You may choose one of the identification options for our crawler*, which can crawl your website as follows:
- Standard browser – crawler uses this option by default and is a recommended one. Your website will load the same way your regular visitors see it.
- Googlebot – this option is used to crawl your website as Google's crawler sees it. Our crawler will be signed in the same way as Google's web search bot (Googlebot/2.1)
- YandexBot – this option is used to crawl your website as Yandex search bot sees it. Our crawler will be signed in the same way as the main Yandex search bot (YandexBot/3.0)
- Baiduspider - our crawler will be signed in the same way as the Baidu Web Search Bot.

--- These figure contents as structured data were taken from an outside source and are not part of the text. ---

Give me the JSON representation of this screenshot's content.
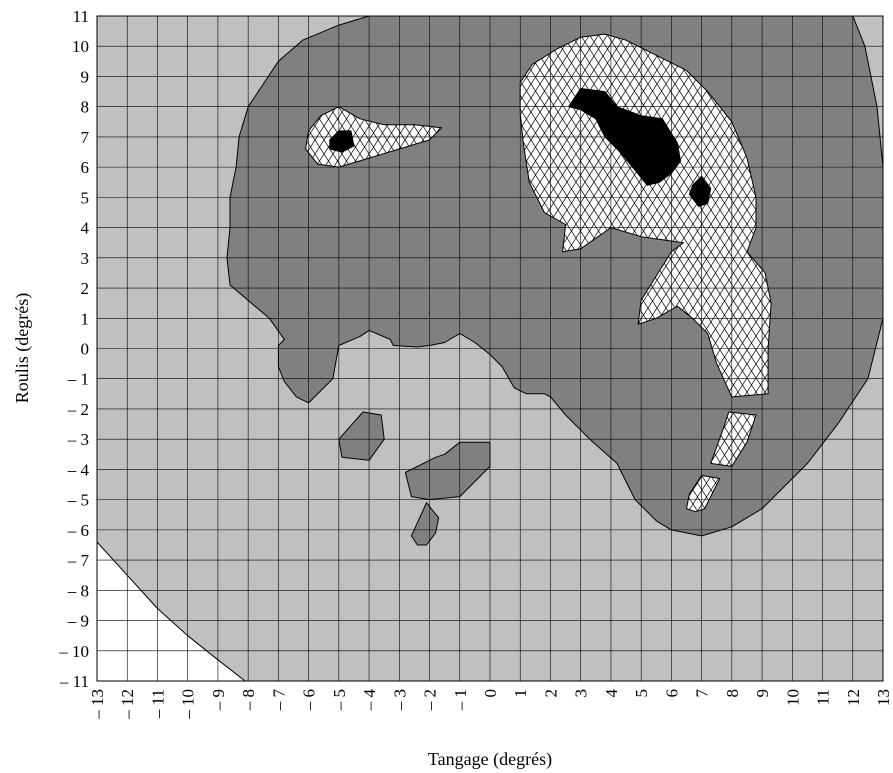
{
  "chart_data": {
    "type": "area",
    "title": "",
    "xlabel": "Tangage (degrés)",
    "ylabel": "Roulis (degrés)",
    "xlim": [
      -13,
      13
    ],
    "ylim": [
      -11,
      11
    ],
    "grid": true,
    "x_ticks": [
      -13,
      -12,
      -11,
      -10,
      -9,
      -8,
      -7,
      -6,
      -5,
      -4,
      -3,
      -2,
      -1,
      0,
      1,
      2,
      3,
      4,
      5,
      6,
      7,
      8,
      9,
      10,
      11,
      12,
      13
    ],
    "x_tick_labels": [
      "– 13",
      "– 12",
      "– 11",
      "– 10",
      "– 9",
      "– 8",
      "– 7",
      "– 6",
      "– 5",
      "– 4",
      "– 3",
      "– 2",
      "– 1",
      "0",
      "1",
      "2",
      "3",
      "4",
      "5",
      "6",
      "7",
      "8",
      "9",
      "10",
      "11",
      "12",
      "13"
    ],
    "y_ticks": [
      11,
      10,
      9,
      8,
      7,
      6,
      5,
      4,
      3,
      2,
      1,
      0,
      -1,
      -2,
      -3,
      -4,
      -5,
      -6,
      -7,
      -8,
      -9,
      -10,
      -11
    ],
    "y_tick_labels": [
      "11",
      "10",
      "9",
      "8",
      "7",
      "6",
      "5",
      "4",
      "3",
      "2",
      "1",
      "0",
      "– 1",
      "– 2",
      "– 3",
      "– 4",
      "– 5",
      "– 6",
      "– 7",
      "– 8",
      "– 9",
      "– 10",
      "– 11"
    ],
    "colors": {
      "zone_outside": "#ffffff",
      "zone_light": "#c0c0c0",
      "zone_dark": "#808080",
      "zone_crosshatch": "#ffffff",
      "zone_black": "#000000"
    },
    "regions": [
      {
        "fill": "light",
        "points": [
          [
            -13,
            -6.4
          ],
          [
            -13,
            11
          ],
          [
            13,
            11
          ],
          [
            13,
            -11
          ],
          [
            -8.1,
            -11
          ],
          [
            -9,
            -10.3
          ],
          [
            -10,
            -9.5
          ],
          [
            -11,
            -8.6
          ],
          [
            -12,
            -7.5
          ]
        ]
      },
      {
        "fill": "dark",
        "points": [
          [
            -7,
            9.5
          ],
          [
            -6.2,
            10.2
          ],
          [
            -5,
            10.7
          ],
          [
            -4,
            11
          ],
          [
            12,
            11
          ],
          [
            12.4,
            10
          ],
          [
            12.8,
            8
          ],
          [
            13,
            6
          ],
          [
            13,
            1
          ],
          [
            12.5,
            -1
          ],
          [
            11.5,
            -2.5
          ],
          [
            10.5,
            -3.8
          ],
          [
            9,
            -5.3
          ],
          [
            8,
            -5.9
          ],
          [
            7,
            -6.2
          ],
          [
            6,
            -6
          ],
          [
            5.5,
            -5.7
          ],
          [
            4.8,
            -5
          ],
          [
            4.2,
            -3.8
          ],
          [
            3.3,
            -3
          ],
          [
            2.5,
            -2.2
          ],
          [
            2,
            -1.6
          ],
          [
            1.8,
            -1.5
          ],
          [
            1.2,
            -1.5
          ],
          [
            0.8,
            -1.3
          ],
          [
            0.4,
            -0.6
          ],
          [
            0,
            -0.2
          ],
          [
            -0.5,
            0.2
          ],
          [
            -1,
            0.5
          ],
          [
            -1.5,
            0.2
          ],
          [
            -2,
            0.1
          ],
          [
            -2.4,
            0.05
          ],
          [
            -3.2,
            0.1
          ],
          [
            -3.3,
            0.3
          ],
          [
            -4,
            0.6
          ],
          [
            -4.3,
            0.4
          ],
          [
            -5,
            0.1
          ],
          [
            -5.2,
            -1
          ],
          [
            -6,
            -1.8
          ],
          [
            -6.4,
            -1.6
          ],
          [
            -6.8,
            -1.1
          ],
          [
            -7,
            -0.6
          ],
          [
            -7,
            0.1
          ],
          [
            -6.8,
            0.3
          ],
          [
            -7.3,
            1
          ],
          [
            -8.6,
            2.1
          ],
          [
            -8.7,
            3
          ],
          [
            -8.6,
            4
          ],
          [
            -8.6,
            5
          ],
          [
            -8.4,
            6
          ],
          [
            -8.3,
            7
          ],
          [
            -8,
            8
          ]
        ]
      },
      {
        "fill": "dark",
        "points": [
          [
            -5,
            -3
          ],
          [
            -4.2,
            -2.1
          ],
          [
            -3.6,
            -2.2
          ],
          [
            -3.5,
            -3
          ],
          [
            -4,
            -3.7
          ],
          [
            -4.9,
            -3.6
          ]
        ]
      },
      {
        "fill": "dark",
        "points": [
          [
            -1,
            -3.1
          ],
          [
            0,
            -3.1
          ],
          [
            0,
            -3.9
          ],
          [
            -1,
            -4.9
          ],
          [
            -2,
            -5
          ],
          [
            -2.6,
            -4.9
          ],
          [
            -2.8,
            -4.1
          ],
          [
            -1.8,
            -3.6
          ],
          [
            -1.5,
            -3.5
          ]
        ]
      },
      {
        "fill": "dark",
        "points": [
          [
            -2.1,
            -5.1
          ],
          [
            -1.7,
            -5.6
          ],
          [
            -1.8,
            -6.1
          ],
          [
            -2.1,
            -6.5
          ],
          [
            -2.4,
            -6.5
          ],
          [
            -2.6,
            -6.2
          ]
        ]
      },
      {
        "fill": "crosshatch",
        "points": [
          [
            -5,
            8
          ],
          [
            -4.3,
            7.6
          ],
          [
            -3.5,
            7.4
          ],
          [
            -2.5,
            7.4
          ],
          [
            -1.6,
            7.3
          ],
          [
            -2,
            6.9
          ],
          [
            -3,
            6.6
          ],
          [
            -4,
            6.3
          ],
          [
            -5,
            6
          ],
          [
            -5.7,
            6.1
          ],
          [
            -6.1,
            6.6
          ],
          [
            -6,
            7.2
          ],
          [
            -5.6,
            7.7
          ]
        ]
      },
      {
        "fill": "crosshatch",
        "points": [
          [
            1.4,
            9.4
          ],
          [
            2.2,
            9.9
          ],
          [
            3,
            10.3
          ],
          [
            3.8,
            10.4
          ],
          [
            4.5,
            10.2
          ],
          [
            5.5,
            9.7
          ],
          [
            6.5,
            9.2
          ],
          [
            7.2,
            8.5
          ],
          [
            8,
            7.5
          ],
          [
            8.5,
            6.3
          ],
          [
            8.8,
            5
          ],
          [
            8.8,
            4
          ],
          [
            8.5,
            3.2
          ],
          [
            9.1,
            2.5
          ],
          [
            9.3,
            1.5
          ],
          [
            9.2,
            0
          ],
          [
            9.2,
            -1.5
          ],
          [
            8,
            -1.6
          ],
          [
            7.5,
            -0.5
          ],
          [
            7.2,
            0.5
          ],
          [
            6.7,
            1
          ],
          [
            6.2,
            1.4
          ],
          [
            5.5,
            1
          ],
          [
            4.9,
            0.8
          ],
          [
            5,
            1.6
          ],
          [
            5.5,
            2.4
          ],
          [
            6,
            3.2
          ],
          [
            6.4,
            3.5
          ],
          [
            5,
            3.7
          ],
          [
            4,
            4
          ],
          [
            3,
            3.3
          ],
          [
            2.4,
            3.2
          ],
          [
            2.5,
            4.1
          ],
          [
            1.8,
            4.5
          ],
          [
            1.3,
            5.5
          ],
          [
            1.1,
            6.8
          ],
          [
            1,
            7.8
          ],
          [
            1,
            8.8
          ]
        ]
      },
      {
        "fill": "crosshatch",
        "points": [
          [
            7.9,
            -2.1
          ],
          [
            8.8,
            -2.2
          ],
          [
            8.5,
            -3.1
          ],
          [
            8,
            -3.9
          ],
          [
            7.3,
            -3.8
          ],
          [
            7.7,
            -2.7
          ]
        ]
      },
      {
        "fill": "crosshatch",
        "points": [
          [
            7,
            -4.2
          ],
          [
            7.6,
            -4.3
          ],
          [
            7.3,
            -4.9
          ],
          [
            7.1,
            -5.3
          ],
          [
            6.8,
            -5.4
          ],
          [
            6.5,
            -5.3
          ],
          [
            6.6,
            -4.8
          ]
        ]
      },
      {
        "fill": "black",
        "points": [
          [
            -5,
            7.2
          ],
          [
            -4.6,
            7.2
          ],
          [
            -4.5,
            6.7
          ],
          [
            -4.9,
            6.5
          ],
          [
            -5.3,
            6.6
          ],
          [
            -5.3,
            6.9
          ]
        ]
      },
      {
        "fill": "black",
        "points": [
          [
            3,
            8.6
          ],
          [
            3.8,
            8.5
          ],
          [
            4.2,
            8
          ],
          [
            5,
            7.7
          ],
          [
            5.7,
            7.6
          ],
          [
            6.2,
            6.8
          ],
          [
            6.3,
            6.2
          ],
          [
            6,
            5.8
          ],
          [
            5.6,
            5.5
          ],
          [
            5.2,
            5.4
          ],
          [
            4.8,
            5.9
          ],
          [
            4.3,
            6.5
          ],
          [
            3.8,
            7
          ],
          [
            3.5,
            7.6
          ],
          [
            3,
            7.9
          ],
          [
            2.6,
            8
          ]
        ]
      },
      {
        "fill": "black",
        "points": [
          [
            7,
            5.7
          ],
          [
            7.3,
            5.3
          ],
          [
            7.2,
            4.8
          ],
          [
            6.9,
            4.7
          ],
          [
            6.6,
            5.1
          ],
          [
            6.7,
            5.4
          ]
        ]
      }
    ]
  }
}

- Mysitemapgenerator – use direct identification of our crawler if you need separate control settings and an ability to manage website access.
- When choosing GoogleBot, YandexBot, Baiduspider or Mysitemapgenerator option, only instructions for a particular Bot are considered (User-agent: Googlebot, User-agent: Yandex, User-agent: Baiduspider, User-agent: Mysitemapgenerator – respectively). General instructions (in the User-agent: * section) will be used only if there are no “personal” ones.
- If you are using Standard browser or Mysitemapgenerator, our crawler will consider only instructions in the Mysitemapgenerator section (User-agent: Mysitemapgenerator), and if it is missing, in the general section (User-agent: *) of the robots.txt file. Any other "personal" sections (such as User-agent: Googlebot or User-agent: Yandex) are not considered.